Je ressens un mélange de frustration et de soulagement après une année difficile. Et aussi une certaine colère liée à l’acharnement que j’ai subi durant tout ce temps. Il faut faire avec, mais il y a des impératifs qui passent avant le reste, comme la protection de mes proches et ma santé personnelle.

Vous évoquez des attaques «depuis une année». L’affaire du MàD n’est donc pas celle qui vous a fait tomber?

Non. Ces attaques ont commencé avec le dossier de la gérance immobilière, qui est anodin sur le fond mais qui a pris des proportions exagérées et personnelles à mon encontre, alors que la situation était vieille de dix ans. Puis j’ai été violemment critiqué pour mon appartement (un 7 pièces à 2000 fr., ndlr). Là encore, il n’y avait pas matière à critiquer. Enfin, il y a eu l’altercation au MàD. Après cela, toutes sortes de rumeur sont sorties. A chaque fois, ces pseudo-affaires ont été violemment relayées par les médias.

Vous vous considérez comme victime d’un complot?

A l’évidence, certaines personnes que je ne connais pas ont intérêt à me voir affaibli. Soit elles veulent ma place, soit elles combattent ma politique, et plus précisément la révision du plan directeur. Il y a peut-être aussi une forme de vengeance. En tant que chef des constructions, je délivre des autorisations, je déclasse des terrains. Je fais donc des mécontents et certains veulent peut-être me le faire payer.

Mais c’est le fait de tous les responsables des constructions. Et ils n’ont pas démissionné pour autant.

Oui, mais j’ai peut-être mené certains projets de manière plus offensive. La révision du plan directeur ou le Ceva (la liaison ferroviaire Cornavin-Annemasse) sont des dossiers très ambitieux.

A vous entendre, on dirait que vous avez fait tout juste.

Je reconnais quelques erreurs. J’ai mal communiqué sur le dossier de la gérance. Sur l’affaire du MàD, j’aurais dû réagir plus rapidement: rencontrer le barman pour m’expliquer et communiquer avant que la presse ne sorte l’affaire.

Et pourquoi ne l’avez-vous pas fait?

J’ai eu honte. Et j’espérais naïvement que cela ne sortirait pas. Ce n’était pas la bonne attitude.

Quel a été l’élément déterminant qui vous a fait démissionner?

Le sentiment que cette affaire du MàD n’allait jamais cesser. Que quelles que soient les réponses que j’apporterais, elles ne satisferaient jamais ceux qui cherchent à me nuire. Il me semble qu’il y aura toujours quelqu’un pour allumer la mèche et je ne veux pas me prêter à ce jeu. J’ai mûri ma décision durant trois semaines et suis arrivé à la conclusion que, dans ces conditions, je n’arriverais plus à faire mon travail avec l’énergie nécessaire.
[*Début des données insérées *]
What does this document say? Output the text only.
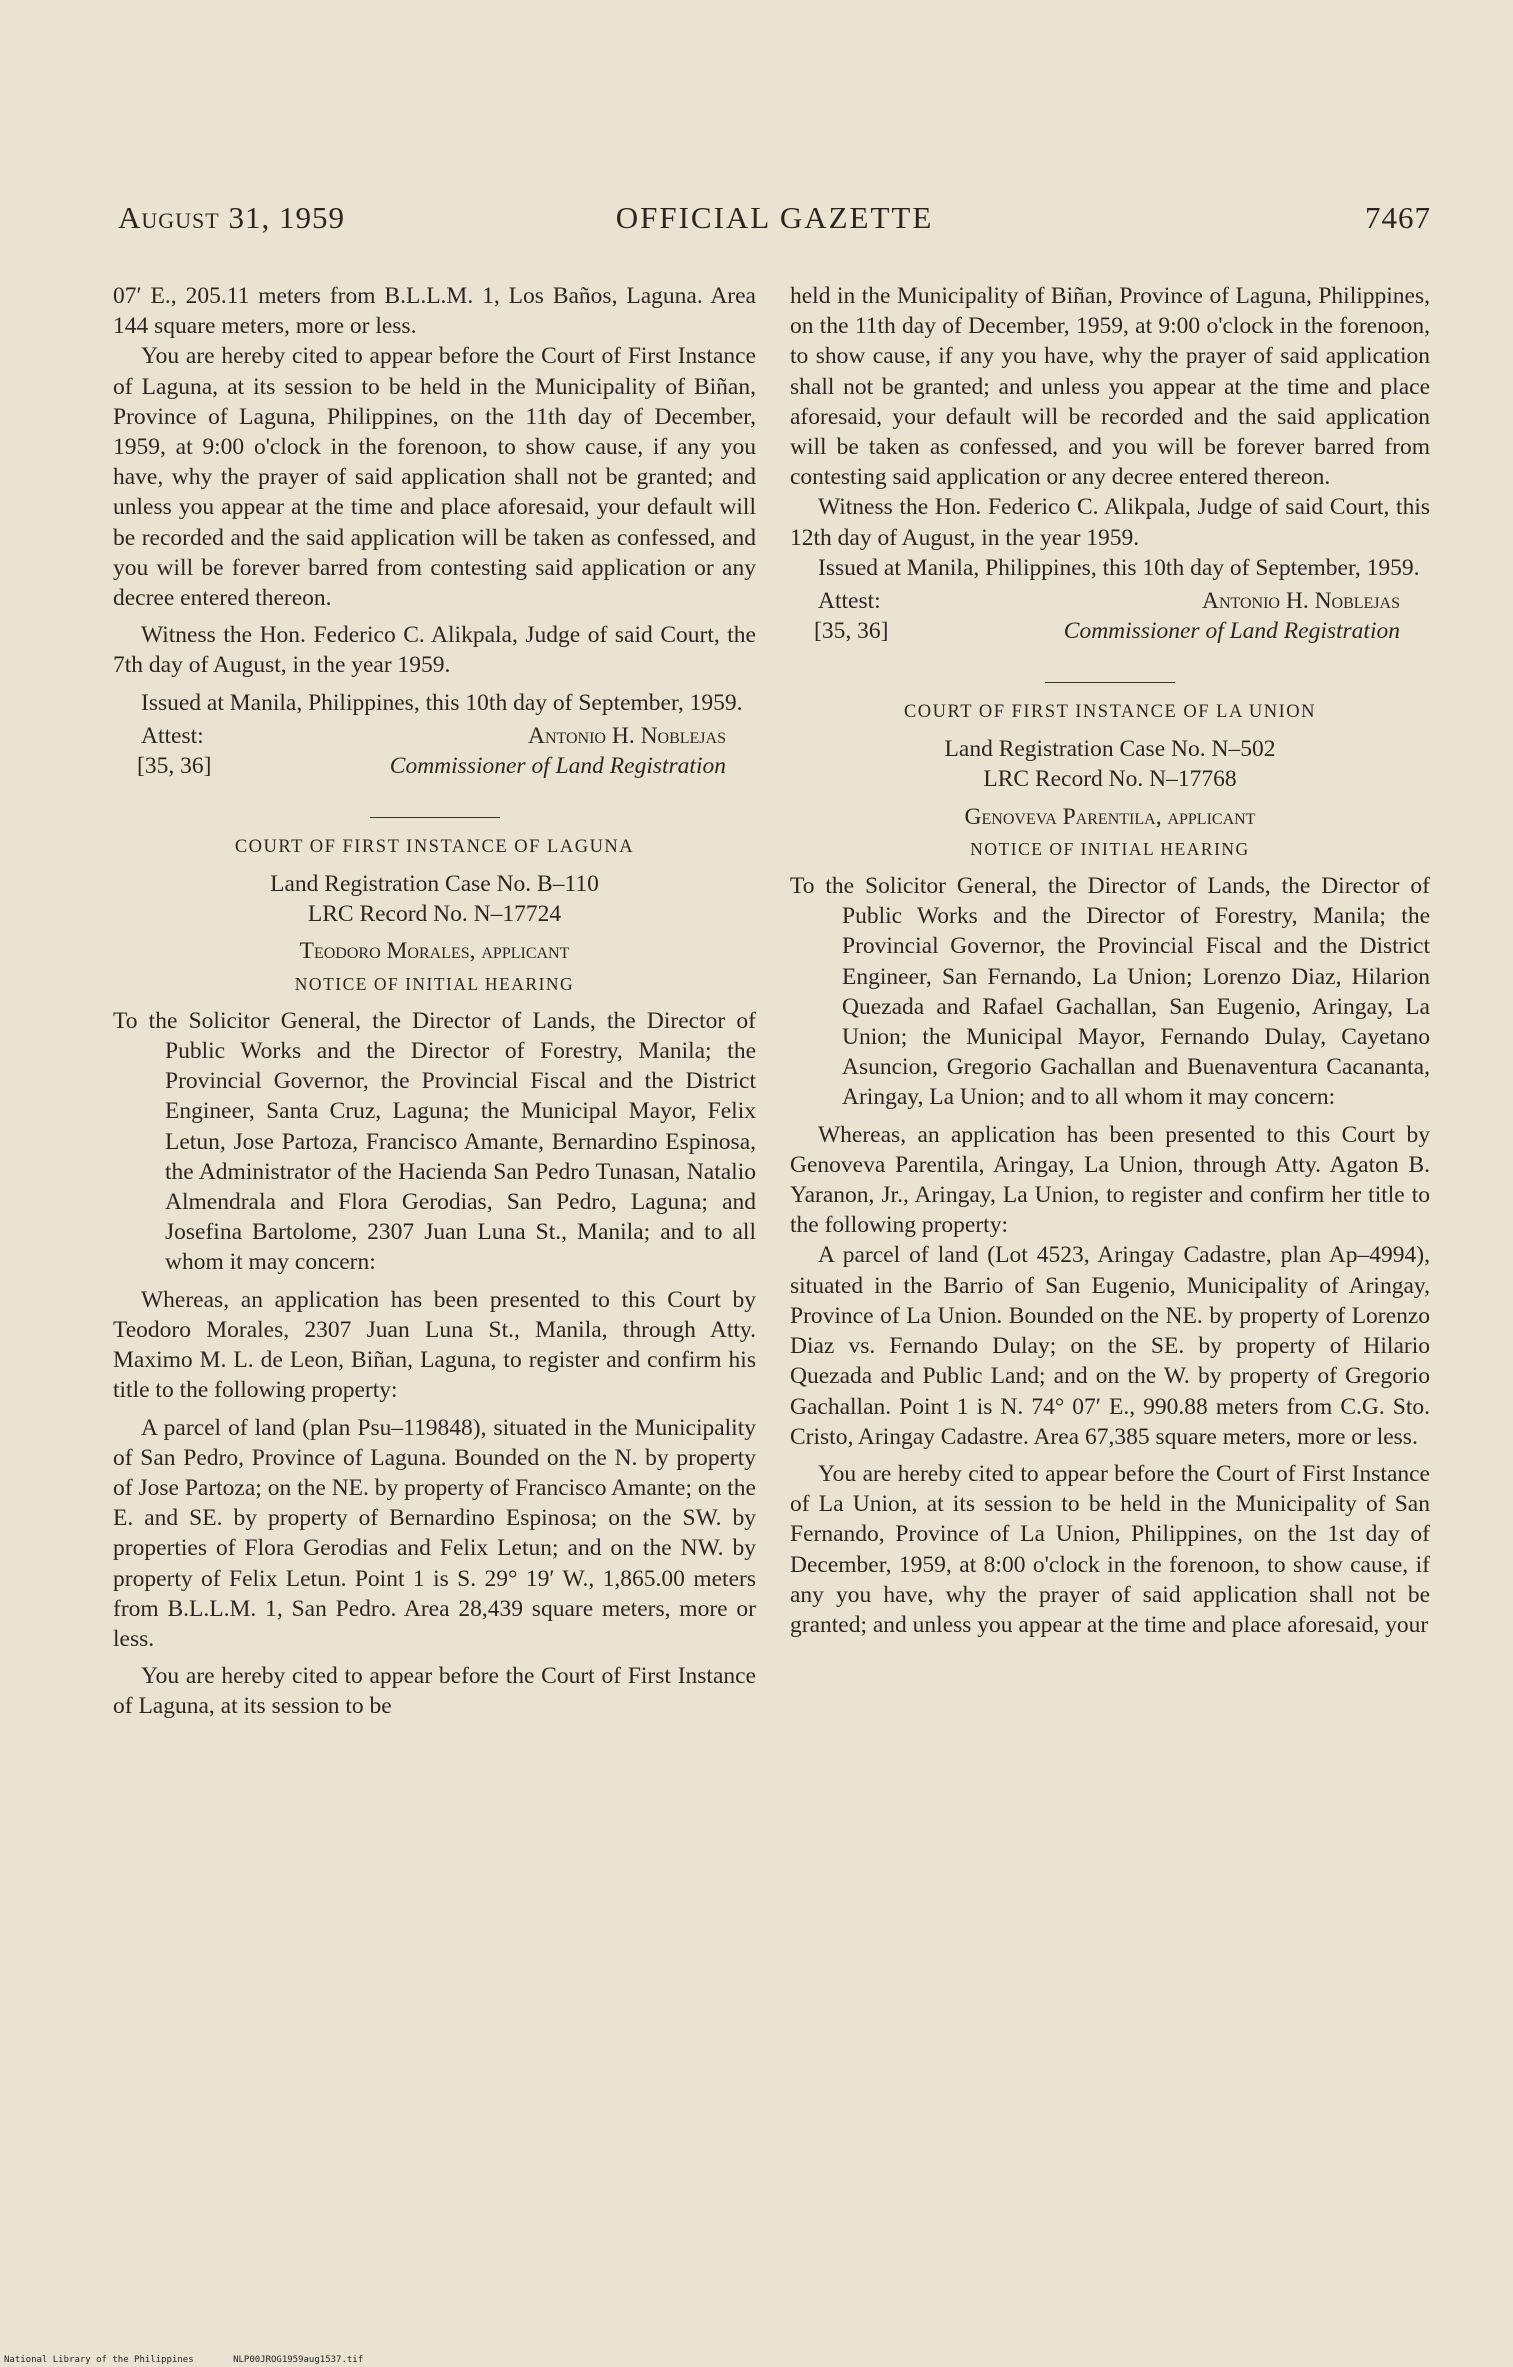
August 31, 1959	OFFICIAL GAZETTE	7467

07′ E., 205.11 meters from B.L.L.M. 1, Los Baños, Laguna. Area 144 square meters, more or less.

You are hereby cited to appear before the Court of First Instance of Laguna, at its session to be held in the Municipality of Biñan, Province of Laguna, Philippines, on the 11th day of December, 1959, at 9:00 o'clock in the forenoon, to show cause, if any you have, why the prayer of said application shall not be granted; and unless you appear at the time and place aforesaid, your default will be recorded and the said application will be taken as confessed, and you will be forever barred from contesting said application or any decree entered thereon.

Witness the Hon. Federico C. Alikpala, Judge of said Court, the 7th day of August, in the year 1959.

Issued at Manila, Philippines, this 10th day of September, 1959.

Attest:	Antonio H. Noblejas
[35, 36]	Commissioner of Land Registration

COURT OF FIRST INSTANCE OF LAGUNA

Land Registration Case No. B–110

LRC Record No. N–17724

Teodoro Morales, applicant

NOTICE OF INITIAL HEARING

To the Solicitor General, the Director of Lands, the Director of Public Works and the Director of Forestry, Manila; the Provincial Governor, the Provincial Fiscal and the District Engineer, Santa Cruz, Laguna; the Municipal Mayor, Felix Letun, Jose Partoza, Francisco Amante, Bernardino Espinosa, the Administrator of the Hacienda San Pedro Tunasan, Natalio Almendrala and Flora Gerodias, San Pedro, Laguna; and Josefina Bartolome, 2307 Juan Luna St., Manila; and to all whom it may concern:

Whereas, an application has been presented to this Court by Teodoro Morales, 2307 Juan Luna St., Manila, through Atty. Maximo M. L. de Leon, Biñan, Laguna, to register and confirm his title to the following property:

A parcel of land (plan Psu–119848), situated in the Municipality of San Pedro, Province of Laguna. Bounded on the N. by property of Jose Partoza; on the NE. by property of Francisco Amante; on the E. and SE. by property of Bernardino Espinosa; on the SW. by properties of Flora Gerodias and Felix Letun; and on the NW. by property of Felix Letun. Point 1 is S. 29° 19′ W., 1,865.00 meters from B.L.L.M. 1, San Pedro. Area 28,439 square meters, more or less.

You are hereby cited to appear before the Court of First Instance of Laguna, at its session to be

held in the Municipality of Biñan, Province of Laguna, Philippines, on the 11th day of December, 1959, at 9:00 o'clock in the forenoon, to show cause, if any you have, why the prayer of said application shall not be granted; and unless you appear at the time and place aforesaid, your default will be recorded and the said application will be taken as confessed, and you will be forever barred from contesting said application or any decree entered thereon.

Witness the Hon. Federico C. Alikpala, Judge of said Court, this 12th day of August, in the year 1959.

Issued at Manila, Philippines, this 10th day of September, 1959.

Attest:	Antonio H. Noblejas
[35, 36]	Commissioner of Land Registration

COURT OF FIRST INSTANCE OF LA UNION

Land Registration Case No. N–502

LRC Record No. N–17768

Genoveva Parentila, applicant

NOTICE OF INITIAL HEARING

To the Solicitor General, the Director of Lands, the Director of Public Works and the Director of Forestry, Manila; the Provincial Governor, the Provincial Fiscal and the District Engineer, San Fernando, La Union; Lorenzo Diaz, Hilarion Quezada and Rafael Gachallan, San Eugenio, Aringay, La Union; the Municipal Mayor, Fernando Dulay, Cayetano Asuncion, Gregorio Gachallan and Buenaventura Cacananta, Aringay, La Union; and to all whom it may concern:

Whereas, an application has been presented to this Court by Genoveva Parentila, Aringay, La Union, through Atty. Agaton B. Yaranon, Jr., Aringay, La Union, to register and confirm her title to the following property:

A parcel of land (Lot 4523, Aringay Cadastre, plan Ap–4994), situated in the Barrio of San Eugenio, Municipality of Aringay, Province of La Union. Bounded on the NE. by property of Lorenzo Diaz vs. Fernando Dulay; on the SE. by property of Hilario Quezada and Public Land; and on the W. by property of Gregorio Gachallan. Point 1 is N. 74° 07′ E., 990.88 meters from C.G. Sto. Cristo, Aringay Cadastre. Area 67,385 square meters, more or less.

You are hereby cited to appear before the Court of First Instance of La Union, at its session to be held in the Municipality of San Fernando, Province of La Union, Philippines, on the 1st day of December, 1959, at 8:00 o'clock in the forenoon, to show cause, if any you have, why the prayer of said application shall not be granted; and unless you appear at the time and place aforesaid, your

National Library of the Philippines	NLP00JROG1959aug1537.tif
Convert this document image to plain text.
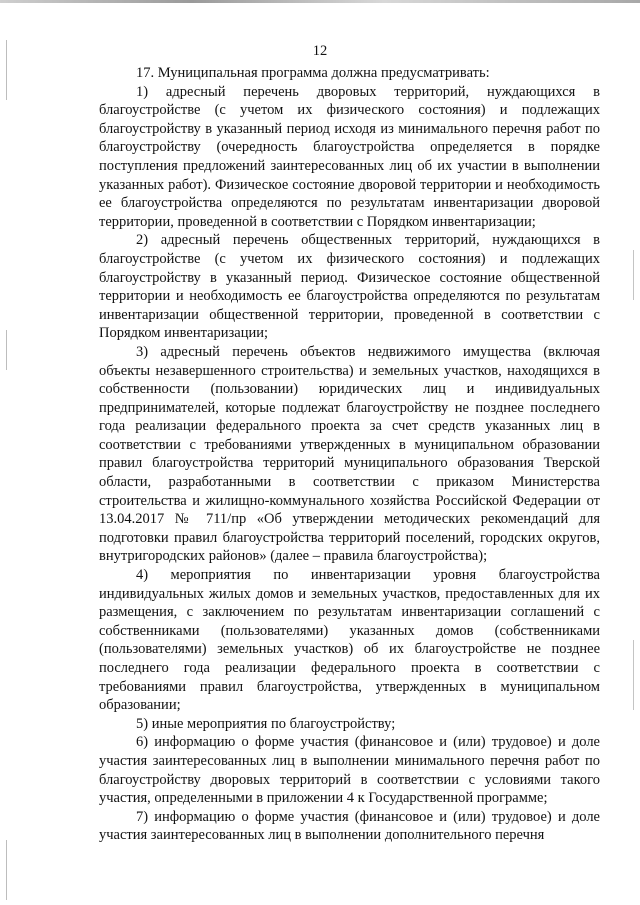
12

17. Муниципальная программа должна предусматривать:

1) адресный перечень дворовых территорий, нуждающихся в благоустройстве (с учетом их физического состояния) и подлежащих благоустройству в указанный период исходя из минимального перечня работ по благоустройству (очередность благоустройства определяется в порядке поступления предложений заинтересованных лиц об их участии в выполнении указанных работ). Физическое состояние дворовой территории и необходимость ее благоустройства определяются по результатам инвентаризации дворовой территории, проведенной в соответствии с Порядком инвентаризации;

2) адресный перечень общественных территорий, нуждающихся в благоустройстве (с учетом их физического состояния) и подлежащих благоустройству в указанный период. Физическое состояние общественной территории и необходимость ее благоустройства определяются по результатам инвентаризации общественной территории, проведенной в соответствии с Порядком инвентаризации;

3) адресный перечень объектов недвижимого имущества (включая объекты незавершенного строительства) и земельных участков, находящихся в собственности (пользовании) юридических лиц и индивидуальных предпринимателей, которые подлежат благоустройству не позднее последнего года реализации федерального проекта за счет средств указанных лиц в соответствии с требованиями утвержденных в муниципальном образовании правил благоустройства территорий муниципального образования Тверской области, разработанными в соответствии с приказом Министерства строительства и жилищно-коммунального хозяйства Российской Федерации от 13.04.2017 № 711/пр «Об утверждении методических рекомендаций для подготовки правил благоустройства территорий поселений, городских округов, внутригородских районов» (далее – правила благоустройства);

4) мероприятия по инвентаризации уровня благоустройства индивидуальных жилых домов и земельных участков, предоставленных для их размещения, с заключением по результатам инвентаризации соглашений с собственниками (пользователями) указанных домов (собственниками (пользователями) земельных участков) об их благоустройстве не позднее последнего года реализации федерального проекта в соответствии с требованиями правил благоустройства, утвержденных в муниципальном образовании;

5) иные мероприятия по благоустройству;

6) информацию о форме участия (финансовое и (или) трудовое) и доле участия заинтересованных лиц в выполнении минимального перечня работ по благоустройству дворовых территорий в соответствии с условиями такого участия, определенными в приложении 4 к Государственной программе;

7) информацию о форме участия (финансовое и (или) трудовое) и доле участия заинтересованных лиц в выполнении дополнительного перечня
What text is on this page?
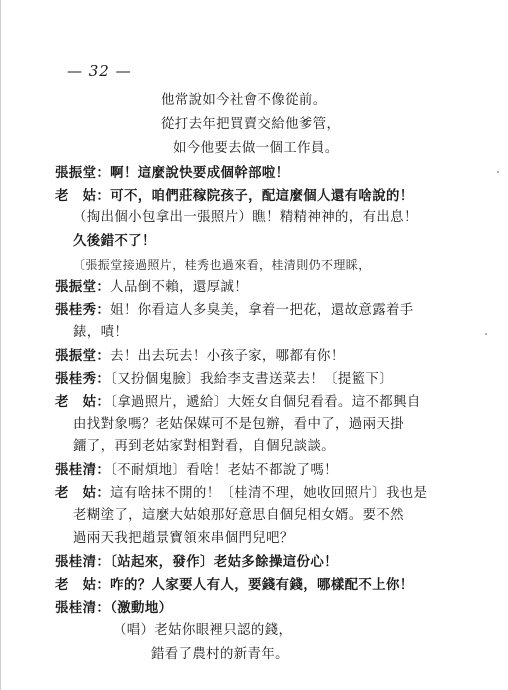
— 32 —
他常說如今社會不像從前。
從打去年把買賣交給他爹管，
如今他要去做一個工作員。
張振堂：啊！這麼說快要成個幹部啦！
老　姑：可不，咱們莊稼院孩子，配這麼個人還有啥說的！
（掏出個小包拿出一張照片）瞧！精精神神的，有出息！
久後錯不了！
〔張振堂接過照片，桂秀也過來看，桂清則仍不理睬，
張振堂：人品倒不賴，還厚誠！
張桂秀：姐！你看這人多臭美，拿着一把花，還故意露着手
錶，嘖！
張振堂：去！出去玩去！小孩子家，哪都有你！
張桂秀：〔又扮個鬼臉〕我給李支書送菜去！〔提籃下〕
老　姑：〔拿過照片，遞給〕大姪女自個兒看看。這不都興自
由找對象嗎？老姑保媒可不是包辦，看中了，過兩天掛
鐂了，再到老姑家對相對看，自個兒談談。
張桂清：〔不耐煩地〕看啥！老姑不都說了嗎！
老　姑：這有啥抹不開的！〔桂清不理，她收回照片〕我也是
老糊塗了，這麼大姑娘那好意思自個兒相女婿。要不然
過兩天我把趙景寶領來串個門兒吧？
張桂清：〔站起來，發作〕老姑多餘操這份心！
老　姑：咋的？人家要人有人，要錢有錢，哪樣配不上你！
張桂清：（激動地）
（唱）老姑你眼裡只認的錢，
錯看了農村的新青年。
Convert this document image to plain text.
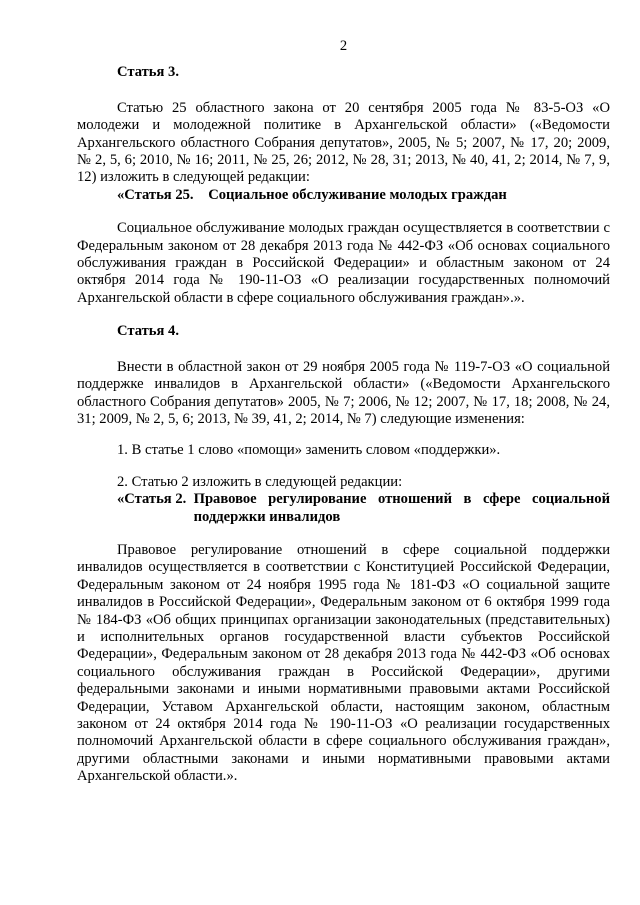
2

Статья 3.

Статью 25 областного закона от 20 сентября 2005 года № 83-5-ОЗ «О молодежи и молодежной политике в Архангельской области» («Ведомости Архангельского областного Собрания депутатов», 2005, № 5; 2007, № 17, 20; 2009, № 2, 5, 6; 2010, № 16; 2011, № 25, 26; 2012, № 28, 31; 2013, № 40, 41, 2; 2014, № 7, 9, 12) изложить в следующей редакции:

«Статья 25.
Социальное обслуживание молодых граждан

Социальное обслуживание молодых граждан осуществляется в соответствии с Федеральным законом от 28 декабря 2013 года № 442-ФЗ «Об основах социального обслуживания граждан в Российской Федерации» и областным законом от 24 октября 2014 года № 190-11-ОЗ «О реализации государственных полномочий Архангельской области в сфере социального обслуживания граждан».».

Статья 4.

Внести в областной закон от 29 ноября 2005 года № 119-7-ОЗ «О социальной поддержке инвалидов в Архангельской области» («Ведомости Архангельского областного Собрания депутатов» 2005, № 7; 2006, № 12; 2007, № 17, 18; 2008, № 24, 31; 2009, № 2, 5, 6; 2013, № 39, 41, 2; 2014, № 7) следующие изменения:

1. В статье 1 слово «помощи» заменить словом «поддержки».

2. Статью 2 изложить в следующей редакции:

«Статья 2.
Правовое регулирование отношений в сфере социальной поддержки инвалидов

Правовое регулирование отношений в сфере социальной поддержки инвалидов осуществляется в соответствии с Конституцией Российской Федерации, Федеральным законом от 24 ноября 1995 года № 181-ФЗ «О социальной защите инвалидов в Российской Федерации», Федеральным законом от 6 октября 1999 года № 184-ФЗ «Об общих принципах организации законодательных (представительных) и исполнительных органов государственной власти субъектов Российской Федерации», Федеральным законом от 28 декабря 2013 года № 442-ФЗ «Об основах социального обслуживания граждан в Российской Федерации», другими федеральными законами и иными нормативными правовыми актами Российской Федерации, Уставом Архангельской области, настоящим законом, областным законом от 24 октября 2014 года № 190-11-ОЗ «О реализации государственных полномочий Архангельской области в сфере социального обслуживания граждан», другими областными законами и иными нормативными правовыми актами Архангельской области.».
Le Conseil d’Etat a-t-il alimenté l’affaire du MàD en réclamant le montant de la somme que vous avez versée au barman?

Je ne tiens pas à personnaliser cela. Il y a une volonté de me nuire à différents niveaux de la politique genevoise.

Pensez-vous que le barman s’est fait dépasser par ses avocats pour des raisons politiques?

Oui, c’est mon sentiment. On peut se demander si leur attitude est compatible avec l’activité ordinaire d’un mandataire d’un barman.

Le Conseil d’Etat ou votre parti vous ont-ils poussé à la démission?

Non. Personne ne me l’a demandé. J’en ai discuté avec le président du PLR, qui a été d’un grand soutien. C’est tout.

Vous avez semblé très seul ces derniers mois. Avez-vous le sentiment d’avoir été lâché?

Non. Il y a eu d’ailleurs un mouvement de solidarité. Mais, par nature, on vit ces choses seul. Quand vous voyez dans la rue des affichettes insultantes et votre photo grimaçante en page 3 des journaux, ce sont des choses qu’on ne peut pas partager.

Qu’allez-vous faire?

Je vais prendre un peu de recul et me reposer. Puis je vais réfléchir à la suite de mon existence.

Quelqu’un vous a-t-il déjà proposé un travail?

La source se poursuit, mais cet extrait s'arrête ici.